Claudia Moll erklärte, sie engagiere sich vor allem für einen verbesserten Pflegeschlüssel. Derzeit liege der bei 20:1, „Ich will 10:1“. Gebraucht würden mehr Plätze in der Tagespflege, in der ambulanten Pflege und in der Kurzzeitpflege. Sie versicherte, sie schreibe das immer wieder an Gesundheitsminister Jens Spahn (CDU). Und sie sei dabei sehr hartnäckig.
Eine Zuschauerin schilderte, wie schwierig es sei, einen Kurzzeitpflegeplatz für einen Angehörigen zu finden. Claudia Moll bestätigte, dass Kurzzeitpflegeplätze abgebaut wurden – weil sie nicht wirtschaftlich waren.
Lindh erinnerte an die „Konzertierte Aktion Pflege“, zu der sich die Ministerien für Gesundheit, Arbeit und Familie zusammengeschlossen hätten. Da gehe es auch um gerechten Lohn für Pflegekräfte – ob durch Tarifverträge oder einen höheren Mindestlohn, das werde sich im Juni entscheiden.
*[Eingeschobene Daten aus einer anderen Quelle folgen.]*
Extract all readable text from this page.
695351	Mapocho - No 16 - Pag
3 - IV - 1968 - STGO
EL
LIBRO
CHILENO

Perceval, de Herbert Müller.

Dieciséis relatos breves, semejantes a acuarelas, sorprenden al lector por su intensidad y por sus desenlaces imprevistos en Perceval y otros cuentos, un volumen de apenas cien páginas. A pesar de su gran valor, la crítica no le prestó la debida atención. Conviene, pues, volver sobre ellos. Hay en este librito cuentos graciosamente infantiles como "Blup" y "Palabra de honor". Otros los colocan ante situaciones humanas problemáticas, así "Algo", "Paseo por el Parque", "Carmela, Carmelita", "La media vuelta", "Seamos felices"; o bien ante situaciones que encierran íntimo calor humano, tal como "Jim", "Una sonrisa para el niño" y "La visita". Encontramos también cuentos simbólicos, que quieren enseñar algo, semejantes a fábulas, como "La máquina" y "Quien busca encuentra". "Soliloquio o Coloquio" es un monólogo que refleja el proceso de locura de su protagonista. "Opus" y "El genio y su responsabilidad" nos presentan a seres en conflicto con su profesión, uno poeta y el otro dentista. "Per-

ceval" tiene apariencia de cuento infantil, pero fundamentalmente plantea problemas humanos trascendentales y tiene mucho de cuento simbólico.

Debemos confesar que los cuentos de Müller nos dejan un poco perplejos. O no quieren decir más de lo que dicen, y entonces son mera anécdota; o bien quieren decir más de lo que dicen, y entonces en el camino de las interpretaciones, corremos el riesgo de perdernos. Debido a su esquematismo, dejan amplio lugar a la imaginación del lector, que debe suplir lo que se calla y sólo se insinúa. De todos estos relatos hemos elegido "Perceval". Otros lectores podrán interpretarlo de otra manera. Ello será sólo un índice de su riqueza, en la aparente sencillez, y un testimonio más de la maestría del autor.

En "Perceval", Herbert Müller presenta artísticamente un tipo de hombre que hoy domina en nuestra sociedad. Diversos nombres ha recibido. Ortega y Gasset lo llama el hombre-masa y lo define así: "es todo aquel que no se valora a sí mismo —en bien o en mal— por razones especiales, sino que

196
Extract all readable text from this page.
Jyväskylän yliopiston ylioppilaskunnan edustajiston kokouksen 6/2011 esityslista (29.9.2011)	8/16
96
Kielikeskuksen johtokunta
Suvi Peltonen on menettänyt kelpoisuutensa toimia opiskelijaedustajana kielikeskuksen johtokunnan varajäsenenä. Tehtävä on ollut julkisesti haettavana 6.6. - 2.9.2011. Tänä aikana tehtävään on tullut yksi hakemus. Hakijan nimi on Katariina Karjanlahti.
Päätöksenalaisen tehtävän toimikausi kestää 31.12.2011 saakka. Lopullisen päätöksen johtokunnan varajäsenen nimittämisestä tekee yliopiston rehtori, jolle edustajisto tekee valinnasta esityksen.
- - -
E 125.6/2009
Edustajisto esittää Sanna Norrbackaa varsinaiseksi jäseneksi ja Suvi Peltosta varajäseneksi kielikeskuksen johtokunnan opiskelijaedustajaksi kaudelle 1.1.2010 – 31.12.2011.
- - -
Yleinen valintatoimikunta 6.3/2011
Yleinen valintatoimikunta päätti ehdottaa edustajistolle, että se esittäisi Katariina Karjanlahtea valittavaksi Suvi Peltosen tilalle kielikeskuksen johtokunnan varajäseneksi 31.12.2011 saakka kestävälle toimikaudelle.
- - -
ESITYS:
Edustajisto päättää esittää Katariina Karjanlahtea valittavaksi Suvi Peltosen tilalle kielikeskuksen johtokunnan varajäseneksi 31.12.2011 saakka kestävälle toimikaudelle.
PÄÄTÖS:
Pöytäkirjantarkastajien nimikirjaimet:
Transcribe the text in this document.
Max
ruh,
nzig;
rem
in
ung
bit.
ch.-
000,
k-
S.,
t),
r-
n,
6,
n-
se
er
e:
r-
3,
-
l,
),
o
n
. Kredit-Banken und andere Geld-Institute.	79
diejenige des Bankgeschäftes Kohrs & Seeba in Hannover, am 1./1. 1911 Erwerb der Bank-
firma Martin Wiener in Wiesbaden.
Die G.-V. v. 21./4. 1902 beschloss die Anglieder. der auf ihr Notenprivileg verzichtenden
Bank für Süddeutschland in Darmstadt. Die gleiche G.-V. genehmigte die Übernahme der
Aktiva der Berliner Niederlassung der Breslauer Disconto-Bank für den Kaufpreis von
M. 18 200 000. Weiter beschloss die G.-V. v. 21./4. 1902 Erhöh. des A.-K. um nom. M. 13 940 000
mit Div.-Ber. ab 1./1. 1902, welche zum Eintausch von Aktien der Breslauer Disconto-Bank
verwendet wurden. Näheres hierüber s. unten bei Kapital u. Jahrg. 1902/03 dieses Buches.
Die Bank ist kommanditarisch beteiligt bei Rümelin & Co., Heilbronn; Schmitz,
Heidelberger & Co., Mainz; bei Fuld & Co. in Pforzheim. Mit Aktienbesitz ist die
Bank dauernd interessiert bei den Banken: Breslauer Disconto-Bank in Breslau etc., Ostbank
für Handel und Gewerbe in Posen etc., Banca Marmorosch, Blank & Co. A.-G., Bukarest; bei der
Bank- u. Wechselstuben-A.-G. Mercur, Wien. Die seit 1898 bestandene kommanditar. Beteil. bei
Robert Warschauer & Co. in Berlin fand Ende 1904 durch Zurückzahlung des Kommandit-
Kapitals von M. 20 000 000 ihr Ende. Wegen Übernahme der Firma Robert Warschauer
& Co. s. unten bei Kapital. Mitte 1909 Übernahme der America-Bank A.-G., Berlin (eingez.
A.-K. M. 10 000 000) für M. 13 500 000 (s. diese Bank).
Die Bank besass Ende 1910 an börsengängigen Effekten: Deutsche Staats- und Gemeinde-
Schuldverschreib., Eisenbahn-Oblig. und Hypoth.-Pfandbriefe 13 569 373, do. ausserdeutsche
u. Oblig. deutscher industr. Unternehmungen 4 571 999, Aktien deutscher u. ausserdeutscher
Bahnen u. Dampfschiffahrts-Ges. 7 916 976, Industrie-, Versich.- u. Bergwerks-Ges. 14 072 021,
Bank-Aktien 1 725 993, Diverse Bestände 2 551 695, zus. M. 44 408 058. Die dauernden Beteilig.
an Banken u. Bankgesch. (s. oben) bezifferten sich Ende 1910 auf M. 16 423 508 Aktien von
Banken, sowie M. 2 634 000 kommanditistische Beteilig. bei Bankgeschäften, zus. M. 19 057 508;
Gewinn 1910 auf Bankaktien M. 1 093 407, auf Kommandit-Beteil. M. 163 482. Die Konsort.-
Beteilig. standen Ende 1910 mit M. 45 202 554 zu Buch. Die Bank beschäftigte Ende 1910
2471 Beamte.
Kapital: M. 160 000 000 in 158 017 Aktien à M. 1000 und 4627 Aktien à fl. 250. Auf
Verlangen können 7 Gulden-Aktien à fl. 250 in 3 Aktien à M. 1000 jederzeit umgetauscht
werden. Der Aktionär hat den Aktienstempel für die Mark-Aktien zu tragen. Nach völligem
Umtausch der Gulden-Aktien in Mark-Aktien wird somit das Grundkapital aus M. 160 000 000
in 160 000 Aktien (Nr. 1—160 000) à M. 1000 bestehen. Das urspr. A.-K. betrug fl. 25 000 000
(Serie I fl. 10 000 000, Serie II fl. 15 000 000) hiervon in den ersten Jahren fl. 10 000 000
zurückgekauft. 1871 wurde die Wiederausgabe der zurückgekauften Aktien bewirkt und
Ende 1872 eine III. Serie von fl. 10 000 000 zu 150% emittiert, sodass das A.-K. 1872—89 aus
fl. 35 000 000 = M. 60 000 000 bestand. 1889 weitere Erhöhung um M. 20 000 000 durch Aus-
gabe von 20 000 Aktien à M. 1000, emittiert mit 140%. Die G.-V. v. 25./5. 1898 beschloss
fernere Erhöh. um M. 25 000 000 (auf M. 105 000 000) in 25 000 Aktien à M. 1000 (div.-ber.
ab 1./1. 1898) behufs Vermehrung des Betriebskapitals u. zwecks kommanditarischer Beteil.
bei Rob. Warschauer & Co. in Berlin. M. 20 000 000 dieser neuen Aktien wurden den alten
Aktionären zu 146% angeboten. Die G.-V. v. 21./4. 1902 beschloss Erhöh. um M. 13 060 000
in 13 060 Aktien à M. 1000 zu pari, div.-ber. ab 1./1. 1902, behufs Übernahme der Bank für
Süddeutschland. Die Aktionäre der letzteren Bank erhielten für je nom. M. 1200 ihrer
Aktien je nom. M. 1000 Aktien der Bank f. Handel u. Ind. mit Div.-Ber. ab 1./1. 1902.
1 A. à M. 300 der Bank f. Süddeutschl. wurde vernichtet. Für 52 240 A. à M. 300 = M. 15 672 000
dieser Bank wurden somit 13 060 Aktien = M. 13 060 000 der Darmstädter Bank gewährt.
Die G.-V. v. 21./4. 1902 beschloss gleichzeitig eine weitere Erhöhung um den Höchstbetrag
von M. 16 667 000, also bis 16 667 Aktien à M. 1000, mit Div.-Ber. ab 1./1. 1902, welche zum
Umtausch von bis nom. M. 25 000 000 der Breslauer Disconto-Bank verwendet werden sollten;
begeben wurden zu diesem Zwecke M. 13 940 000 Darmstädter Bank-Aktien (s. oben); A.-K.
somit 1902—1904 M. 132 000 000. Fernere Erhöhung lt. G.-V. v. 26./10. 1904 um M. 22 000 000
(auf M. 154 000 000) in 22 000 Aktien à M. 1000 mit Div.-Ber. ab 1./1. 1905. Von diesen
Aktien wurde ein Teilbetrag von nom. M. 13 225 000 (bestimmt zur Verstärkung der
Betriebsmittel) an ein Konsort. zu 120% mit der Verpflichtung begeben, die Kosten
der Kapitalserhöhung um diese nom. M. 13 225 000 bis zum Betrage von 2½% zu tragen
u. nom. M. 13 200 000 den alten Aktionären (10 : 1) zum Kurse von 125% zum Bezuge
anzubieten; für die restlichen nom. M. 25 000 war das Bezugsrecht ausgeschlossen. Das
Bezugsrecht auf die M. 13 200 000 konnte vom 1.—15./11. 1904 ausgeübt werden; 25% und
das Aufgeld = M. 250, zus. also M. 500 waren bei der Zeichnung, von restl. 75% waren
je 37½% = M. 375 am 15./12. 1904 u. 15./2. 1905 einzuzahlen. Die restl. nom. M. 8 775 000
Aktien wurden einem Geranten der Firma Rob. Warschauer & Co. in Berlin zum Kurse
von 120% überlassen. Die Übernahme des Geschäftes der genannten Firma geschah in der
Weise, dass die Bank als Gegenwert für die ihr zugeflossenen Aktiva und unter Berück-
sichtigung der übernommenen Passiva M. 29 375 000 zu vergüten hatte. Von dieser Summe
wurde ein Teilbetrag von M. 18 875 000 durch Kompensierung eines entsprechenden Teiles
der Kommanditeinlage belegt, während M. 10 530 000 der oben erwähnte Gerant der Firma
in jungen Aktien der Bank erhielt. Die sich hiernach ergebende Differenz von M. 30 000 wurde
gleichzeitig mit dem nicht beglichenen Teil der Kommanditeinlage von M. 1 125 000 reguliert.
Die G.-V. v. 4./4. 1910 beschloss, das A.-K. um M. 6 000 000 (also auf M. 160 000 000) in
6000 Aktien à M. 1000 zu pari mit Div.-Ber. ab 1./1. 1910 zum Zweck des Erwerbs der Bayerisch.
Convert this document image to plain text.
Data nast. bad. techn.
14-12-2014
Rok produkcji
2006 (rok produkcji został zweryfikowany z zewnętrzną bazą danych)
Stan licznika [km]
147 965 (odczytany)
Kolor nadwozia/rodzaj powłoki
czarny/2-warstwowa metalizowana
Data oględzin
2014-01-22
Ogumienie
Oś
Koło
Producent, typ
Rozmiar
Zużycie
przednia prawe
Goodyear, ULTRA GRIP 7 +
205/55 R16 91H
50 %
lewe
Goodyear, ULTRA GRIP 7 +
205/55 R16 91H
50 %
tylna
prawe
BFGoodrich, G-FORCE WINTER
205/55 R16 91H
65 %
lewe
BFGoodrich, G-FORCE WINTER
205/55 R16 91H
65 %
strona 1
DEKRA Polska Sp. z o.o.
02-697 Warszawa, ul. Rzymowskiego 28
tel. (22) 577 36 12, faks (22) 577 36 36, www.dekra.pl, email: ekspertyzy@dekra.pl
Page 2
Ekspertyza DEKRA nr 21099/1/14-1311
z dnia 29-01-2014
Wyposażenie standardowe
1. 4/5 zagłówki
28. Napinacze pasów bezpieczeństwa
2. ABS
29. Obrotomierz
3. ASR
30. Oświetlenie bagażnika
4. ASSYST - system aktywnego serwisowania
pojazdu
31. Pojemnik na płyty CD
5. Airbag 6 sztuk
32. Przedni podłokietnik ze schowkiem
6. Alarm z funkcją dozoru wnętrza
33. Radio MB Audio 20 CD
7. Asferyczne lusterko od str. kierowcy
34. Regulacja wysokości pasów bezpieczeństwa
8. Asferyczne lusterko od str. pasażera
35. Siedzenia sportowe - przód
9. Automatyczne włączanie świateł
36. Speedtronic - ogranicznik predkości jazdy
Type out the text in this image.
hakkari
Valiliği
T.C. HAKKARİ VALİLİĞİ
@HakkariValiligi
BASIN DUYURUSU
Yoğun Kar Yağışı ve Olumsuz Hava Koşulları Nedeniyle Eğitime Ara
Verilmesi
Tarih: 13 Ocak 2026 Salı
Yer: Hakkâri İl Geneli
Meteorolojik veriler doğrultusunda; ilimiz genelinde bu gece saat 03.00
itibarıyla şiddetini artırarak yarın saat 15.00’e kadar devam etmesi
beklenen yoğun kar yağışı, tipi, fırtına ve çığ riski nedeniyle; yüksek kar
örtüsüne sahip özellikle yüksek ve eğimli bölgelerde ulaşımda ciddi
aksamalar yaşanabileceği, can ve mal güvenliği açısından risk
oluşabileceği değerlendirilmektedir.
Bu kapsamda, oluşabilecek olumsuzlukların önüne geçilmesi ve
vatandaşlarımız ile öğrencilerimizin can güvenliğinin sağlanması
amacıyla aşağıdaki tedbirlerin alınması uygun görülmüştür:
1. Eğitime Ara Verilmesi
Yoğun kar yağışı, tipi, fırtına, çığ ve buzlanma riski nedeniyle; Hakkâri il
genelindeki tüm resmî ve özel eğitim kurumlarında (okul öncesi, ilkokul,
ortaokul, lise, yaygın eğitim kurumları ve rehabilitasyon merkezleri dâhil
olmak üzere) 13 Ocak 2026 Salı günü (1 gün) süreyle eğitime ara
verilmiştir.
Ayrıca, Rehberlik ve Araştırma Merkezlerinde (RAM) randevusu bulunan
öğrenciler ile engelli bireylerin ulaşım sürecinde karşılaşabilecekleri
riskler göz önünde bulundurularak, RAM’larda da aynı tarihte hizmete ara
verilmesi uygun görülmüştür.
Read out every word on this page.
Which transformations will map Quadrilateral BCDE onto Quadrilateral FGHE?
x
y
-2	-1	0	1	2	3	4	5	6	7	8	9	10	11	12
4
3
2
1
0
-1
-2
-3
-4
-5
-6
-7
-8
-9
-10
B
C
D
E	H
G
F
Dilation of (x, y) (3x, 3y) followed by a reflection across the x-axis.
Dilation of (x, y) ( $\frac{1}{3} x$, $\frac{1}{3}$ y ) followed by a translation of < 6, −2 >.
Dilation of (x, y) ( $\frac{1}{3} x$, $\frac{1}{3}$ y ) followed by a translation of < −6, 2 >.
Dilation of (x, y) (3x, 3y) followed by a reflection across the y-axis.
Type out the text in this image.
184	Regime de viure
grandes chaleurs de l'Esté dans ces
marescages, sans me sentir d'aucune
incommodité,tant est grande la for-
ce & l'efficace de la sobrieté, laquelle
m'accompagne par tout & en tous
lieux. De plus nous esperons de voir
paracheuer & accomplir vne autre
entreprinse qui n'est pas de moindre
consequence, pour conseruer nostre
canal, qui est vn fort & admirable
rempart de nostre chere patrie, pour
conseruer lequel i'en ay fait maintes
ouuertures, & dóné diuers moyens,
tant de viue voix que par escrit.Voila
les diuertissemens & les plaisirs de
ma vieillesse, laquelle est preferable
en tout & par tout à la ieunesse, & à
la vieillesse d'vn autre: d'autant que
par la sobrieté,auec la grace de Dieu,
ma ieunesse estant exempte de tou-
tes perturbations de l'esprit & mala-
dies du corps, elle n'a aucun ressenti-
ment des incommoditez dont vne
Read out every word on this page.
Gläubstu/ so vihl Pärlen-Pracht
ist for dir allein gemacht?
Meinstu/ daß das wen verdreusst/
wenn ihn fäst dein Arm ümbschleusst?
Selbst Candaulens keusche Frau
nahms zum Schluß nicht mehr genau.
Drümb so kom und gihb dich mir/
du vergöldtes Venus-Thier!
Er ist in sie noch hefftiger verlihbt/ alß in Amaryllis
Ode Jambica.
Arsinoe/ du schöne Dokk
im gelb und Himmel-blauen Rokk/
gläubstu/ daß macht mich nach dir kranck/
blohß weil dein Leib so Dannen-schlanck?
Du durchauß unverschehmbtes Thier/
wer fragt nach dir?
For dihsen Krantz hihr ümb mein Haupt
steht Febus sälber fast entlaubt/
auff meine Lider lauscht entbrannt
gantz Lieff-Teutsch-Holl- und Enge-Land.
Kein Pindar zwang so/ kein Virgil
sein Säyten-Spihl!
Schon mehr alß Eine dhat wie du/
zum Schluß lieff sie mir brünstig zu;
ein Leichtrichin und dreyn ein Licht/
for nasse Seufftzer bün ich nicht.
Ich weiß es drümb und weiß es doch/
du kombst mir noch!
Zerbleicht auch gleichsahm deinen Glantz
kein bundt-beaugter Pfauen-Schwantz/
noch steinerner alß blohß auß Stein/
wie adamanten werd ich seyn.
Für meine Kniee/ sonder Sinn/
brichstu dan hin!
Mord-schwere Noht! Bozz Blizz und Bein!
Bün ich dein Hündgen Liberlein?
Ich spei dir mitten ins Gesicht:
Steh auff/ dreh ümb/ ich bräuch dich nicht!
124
Die Geschichte eines Zuschauers, der seine 90-jährige Mutter lange in ihrer Wohnung pflegen lassen konnte, nahm Lindh zum Anlass, zu sagen: „So vielfältig wie die Biografien, so vielfältig seien die Wege, die Angehörige bei der Pflege gehen. „Die politische Aufgabe ist es, diese Wege möglich zu machen.“
Weitere Themen waren die Kosten der Ausbildung, fehlende Unterstützung von pflegenden Angehörigen, unterschiedliche Bewertung der Zusammenlegung der Ausbildung in Alten-, Kranken- und Kinderkrankenpflege sowie die Anwerbung von Pflegekräften aus dem Ausland. Kontrovers wurde auch die Idee eines sozialen Pflichtjahres diskutiert, um mehr junge Menschen für soziale Berufe zu interessieren. Die zahlreichen Zuschauerbeiträge zeigten, wie groß das Thema ist. Deshalb werde er, hatte Helge Lindh zu Anfang angekündigt, das Thema auch noch häufiger aufgreifen.